Starting several years ahead of time, a 24-hour national television channel was launched featuring Chinese athletes winning events and preparing for the upcoming Games. It is hard to see how this could not inspire athletes and interest the public. This programming was continually available considering that there are relatively few television channels available in China with about half of them still dedicated to old Chinese martial arts based movies and shows. Currently, the other half are dedicated to the Olympics and news. This is only one example of the positive propaganda used to generate and sustain interest in these events. There are many others. The lesson here is to deploy effective propaganda to support your initiatives.

8.    Sufficiently developed infrastructure

Along with new railways, airports and roadways, the whole nation’s plumbing system was reworked as part of the preparations for the Games.

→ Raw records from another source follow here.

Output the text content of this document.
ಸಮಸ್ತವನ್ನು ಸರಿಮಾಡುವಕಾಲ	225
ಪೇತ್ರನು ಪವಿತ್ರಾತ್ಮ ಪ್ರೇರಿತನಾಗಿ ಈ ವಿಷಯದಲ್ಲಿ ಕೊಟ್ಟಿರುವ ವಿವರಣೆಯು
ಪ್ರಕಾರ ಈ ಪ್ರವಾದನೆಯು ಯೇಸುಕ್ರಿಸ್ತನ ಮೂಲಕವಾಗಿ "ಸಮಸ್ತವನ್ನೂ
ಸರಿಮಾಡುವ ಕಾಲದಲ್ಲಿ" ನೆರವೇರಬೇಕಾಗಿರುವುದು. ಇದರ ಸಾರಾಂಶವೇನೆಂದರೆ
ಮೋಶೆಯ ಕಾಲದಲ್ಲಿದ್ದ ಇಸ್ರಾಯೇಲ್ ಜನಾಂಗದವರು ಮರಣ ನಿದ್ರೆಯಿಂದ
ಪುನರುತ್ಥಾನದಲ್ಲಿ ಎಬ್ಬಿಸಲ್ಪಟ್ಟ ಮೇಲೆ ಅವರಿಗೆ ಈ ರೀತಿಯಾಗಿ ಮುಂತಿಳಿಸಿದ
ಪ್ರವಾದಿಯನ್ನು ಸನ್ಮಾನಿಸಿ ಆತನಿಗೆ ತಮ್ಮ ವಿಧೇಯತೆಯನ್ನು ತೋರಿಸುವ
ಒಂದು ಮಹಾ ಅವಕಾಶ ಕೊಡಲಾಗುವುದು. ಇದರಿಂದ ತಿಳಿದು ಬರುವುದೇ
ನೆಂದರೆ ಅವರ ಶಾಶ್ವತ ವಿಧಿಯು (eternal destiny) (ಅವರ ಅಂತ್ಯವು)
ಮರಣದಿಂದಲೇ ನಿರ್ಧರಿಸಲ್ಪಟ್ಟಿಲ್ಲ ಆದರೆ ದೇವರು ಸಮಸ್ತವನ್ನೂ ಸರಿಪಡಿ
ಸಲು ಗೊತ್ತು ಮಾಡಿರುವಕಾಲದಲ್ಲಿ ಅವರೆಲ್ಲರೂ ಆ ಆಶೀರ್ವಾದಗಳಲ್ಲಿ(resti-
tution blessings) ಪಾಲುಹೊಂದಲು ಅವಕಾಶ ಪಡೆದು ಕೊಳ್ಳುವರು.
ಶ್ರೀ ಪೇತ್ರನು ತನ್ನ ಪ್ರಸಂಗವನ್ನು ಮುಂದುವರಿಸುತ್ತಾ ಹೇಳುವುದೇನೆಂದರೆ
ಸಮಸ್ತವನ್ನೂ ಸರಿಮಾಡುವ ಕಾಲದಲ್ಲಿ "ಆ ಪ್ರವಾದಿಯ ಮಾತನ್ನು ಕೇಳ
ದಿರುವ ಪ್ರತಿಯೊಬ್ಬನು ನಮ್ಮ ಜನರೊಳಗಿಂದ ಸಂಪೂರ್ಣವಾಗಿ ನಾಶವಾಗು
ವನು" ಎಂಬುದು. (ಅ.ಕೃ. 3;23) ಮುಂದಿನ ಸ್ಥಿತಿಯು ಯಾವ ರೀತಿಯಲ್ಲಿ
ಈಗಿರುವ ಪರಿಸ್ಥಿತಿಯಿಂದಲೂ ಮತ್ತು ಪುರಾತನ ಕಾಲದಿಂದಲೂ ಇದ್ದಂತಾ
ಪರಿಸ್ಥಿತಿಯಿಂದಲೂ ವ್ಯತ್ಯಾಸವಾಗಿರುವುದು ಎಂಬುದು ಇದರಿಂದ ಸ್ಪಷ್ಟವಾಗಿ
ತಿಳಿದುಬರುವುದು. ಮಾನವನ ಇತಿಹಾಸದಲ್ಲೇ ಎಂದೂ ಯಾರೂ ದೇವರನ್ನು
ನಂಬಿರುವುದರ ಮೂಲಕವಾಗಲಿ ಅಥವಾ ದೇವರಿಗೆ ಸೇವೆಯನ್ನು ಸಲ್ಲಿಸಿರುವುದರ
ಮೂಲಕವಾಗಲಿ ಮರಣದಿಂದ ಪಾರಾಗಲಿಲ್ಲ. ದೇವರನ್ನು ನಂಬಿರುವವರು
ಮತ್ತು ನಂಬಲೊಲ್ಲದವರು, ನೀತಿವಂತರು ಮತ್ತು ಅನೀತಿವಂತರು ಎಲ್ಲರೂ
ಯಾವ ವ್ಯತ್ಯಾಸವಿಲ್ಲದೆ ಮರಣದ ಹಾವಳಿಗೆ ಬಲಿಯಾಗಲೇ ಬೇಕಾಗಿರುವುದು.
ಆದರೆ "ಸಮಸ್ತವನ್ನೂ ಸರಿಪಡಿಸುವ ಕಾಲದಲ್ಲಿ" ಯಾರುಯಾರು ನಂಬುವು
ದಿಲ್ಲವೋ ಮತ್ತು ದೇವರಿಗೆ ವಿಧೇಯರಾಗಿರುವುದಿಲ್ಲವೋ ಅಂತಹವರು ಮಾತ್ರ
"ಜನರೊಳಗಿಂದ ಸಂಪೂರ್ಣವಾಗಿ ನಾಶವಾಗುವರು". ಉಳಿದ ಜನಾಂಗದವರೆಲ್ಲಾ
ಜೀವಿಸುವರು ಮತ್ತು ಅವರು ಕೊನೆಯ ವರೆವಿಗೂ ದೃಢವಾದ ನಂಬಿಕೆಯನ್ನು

Entire river systems were altered with water, sewage and industrial wastewater pollution standards substantially upgraded. Ten years ago, finding a relatively clean western-style toilet complete with paper was a treat to find. Now it is the norm. The lesson here is to ensure you have sufficient infrastructure in place that you won’t find yourself in an uncomfortable place due to lack of suitable facilities for whatever you are trying to accomplish.

9.    Strong motive

The Chinese have accomplished amazing things in their recent development into a modern society. The Games represent a great opportunity for individual athletes, communities and the country as a whole to show off in a constructive way. This strong motivation is reinforced by the clearly aligned need to continue promoting Chinese interests internally and abroad. Whether your primary motive is showing off or something else, make sure it is a strong one that is clearly aligned with your interests.

10.    Selection, screening and training process

CBS News correspondent Barry Peterson recently reported that “Nine-year-old Zhang Huiman is on the lonely road to Olympic gold, running 20 miles a day preparing for the games of 2020.” Peterson also reported that the nation is “so obsessed with Olympic gold that it is training 200,000 handpicked kids in state-run sports boarding schools. It’s the same system the Soviets used to train gold medalists like Maria Filatova in their Cold-War sports duel with the United States.” The systems and processes are robust. When Chinese star athlete Liu Xiang failed to clear his first hurdle in Beijing, the massive selection, screening and training process ensured that China’s Olympic aspirations were not dashed. China’s numerous gold-winning weightlifters, divers and gymnasts were more than able to compensate. Have a similarly reliable process for achieving your goals.

We’ll need to see how much of the gold China ends up with at the end of the Games. We already know it will be more than the Americans, who have been dominant since the former Soviet team divided into multiple countries. If you’ve learned any other lessons from China’s Olympic preparations, please share them in the comments.